Named queries slowing down searches

Hi all,

we're currently relying on elasticsearch named queries support for calculating a custom heuristic, for every result hit: given N "should" queries in a bool query, which query is every hit related to?

For example, querying looks like this:

"bool" : {
  "should" : [
  {
	"bool" : {
	  /* ... */,
	  "_name" : "query one"
	}
  },
  {
	"bool" : {
	  /* ... */,
	  "_name" : "query two"
	}
  },
  {
	"bool" : {
	  /* ... */,
	  "_name" : "query three"
	}
  }
  ]
}

For every hit result we extract the matched_queries array field: the bigger the array is, the more "trustable" the result is.

Except for one weird behaviour on corner cases, we'ore ok with this approach, from a functional point of view. But we're facing non-functional problems, in term of one order of magnituted increase in query time, compared with named queries disabled: 300 ms when enabled compared with 30 ms when disabled. Is this the expected behaviour?

Is this something related to the elasticsearch version? We're currenlty using version 1.7 (for simpler compatibility with client connectors). Should we expect better performances, in the context of named queries, simply ugrading to 2.x version?

Thanks for the support.

I suspect that you are retrieving lots of documents per page?

Do you actually sort by the number of matched clauses? If yes you could just wrap sub queries under a constant_score query and this is what elasticsearch will do.[quote="bhjfranzoi, post:1, topic:45703"]
Should we expect better performances, in the context of named queries, simply ugrading to 2.x version?
[/quote]

No. Named queries work the same way in both versions.

Nope, I don't think we can consider this a "lots of documents" scenario: mentioned query times are relative to a 40 hits response, at most. Usually it's around 10/15 hits per response.

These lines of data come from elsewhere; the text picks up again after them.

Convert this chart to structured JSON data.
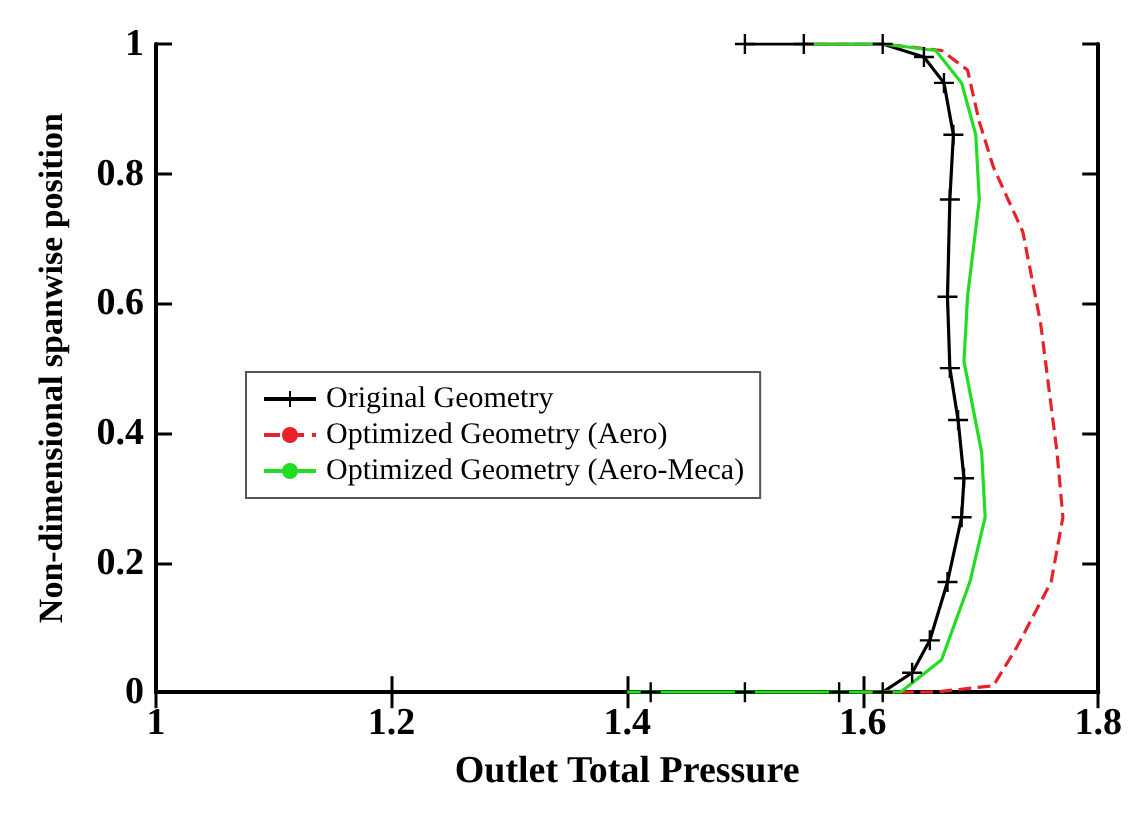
{
  "chart_data": {
    "type": "line",
    "xlabel": "Outlet Total Pressure",
    "ylabel": "Non-dimensional spanwise position",
    "xlim": [
      1,
      1.8
    ],
    "xticks": [
      1,
      1.2,
      1.4,
      1.6,
      1.8
    ],
    "ylim": [
      0,
      1
    ],
    "yticks": [
      0,
      0.2,
      0.4,
      0.6,
      0.8,
      1
    ],
    "legend": "left",
    "grid": false,
    "series": [
      {
        "name": "Original Geometry",
        "color": "#000000",
        "marker": "cross",
        "line_style": "solid",
        "x": [
          1.42,
          1.5,
          1.58,
          1.617,
          1.642,
          1.657,
          1.672,
          1.684,
          1.686,
          1.681,
          1.674,
          1.672,
          1.674,
          1.677,
          1.669,
          1.652,
          1.617,
          1.55,
          1.5
        ],
        "values": [
          0,
          0,
          0,
          0,
          0.03,
          0.08,
          0.17,
          0.27,
          0.33,
          0.42,
          0.5,
          0.61,
          0.76,
          0.86,
          0.94,
          0.98,
          1,
          1,
          1
        ]
      },
      {
        "name": "Optimized Geometry (Aero)",
        "color": "#e8222a",
        "marker": "none",
        "line_style": "dashed",
        "x": [
          1.6,
          1.66,
          1.711,
          1.731,
          1.76,
          1.77,
          1.765,
          1.751,
          1.736,
          1.711,
          1.699,
          1.689,
          1.667,
          1.617,
          1.55
        ],
        "values": [
          0,
          0,
          0.01,
          0.07,
          0.17,
          0.27,
          0.37,
          0.57,
          0.71,
          0.81,
          0.88,
          0.96,
          0.99,
          1,
          1
        ]
      },
      {
        "name": "Optimized Geometry (Aero-Meca)",
        "color": "#22dd22",
        "marker": "none",
        "line_style": "solid",
        "x": [
          1.4,
          1.5,
          1.6,
          1.632,
          1.667,
          1.691,
          1.704,
          1.701,
          1.686,
          1.689,
          1.699,
          1.696,
          1.684,
          1.662,
          1.617,
          1.55
        ],
        "values": [
          0,
          0,
          0,
          0,
          0.05,
          0.17,
          0.27,
          0.37,
          0.51,
          0.61,
          0.76,
          0.86,
          0.94,
          0.99,
          1,
          1
        ]
      }
    ]
  }
}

We're currently trying to keep both "trust" data: how many queries matched (by matched_queries attribute) and original "score" attribute. This way, we can later decide when a result is trustable or not, by combining a custom metric (matched queries / applied queries ratio) with ES score value. That's why we would prefer not use constant_score, in order not to loose the second metric (score).

Anyway, we managed to setup an ES 2.2 environment, and from basic manual benchmarks, the difference in query time is already present, even if ES 2.2 is taking shorter on the worst scenario (100 ms instead of 300 ms).

40 should be fine indeed. What kind of queries are you putting under you bool queries (match, fuzzy, query_string?) Also would you be able to run such searches with named queries in a loop and capture hot threads while these searches are running?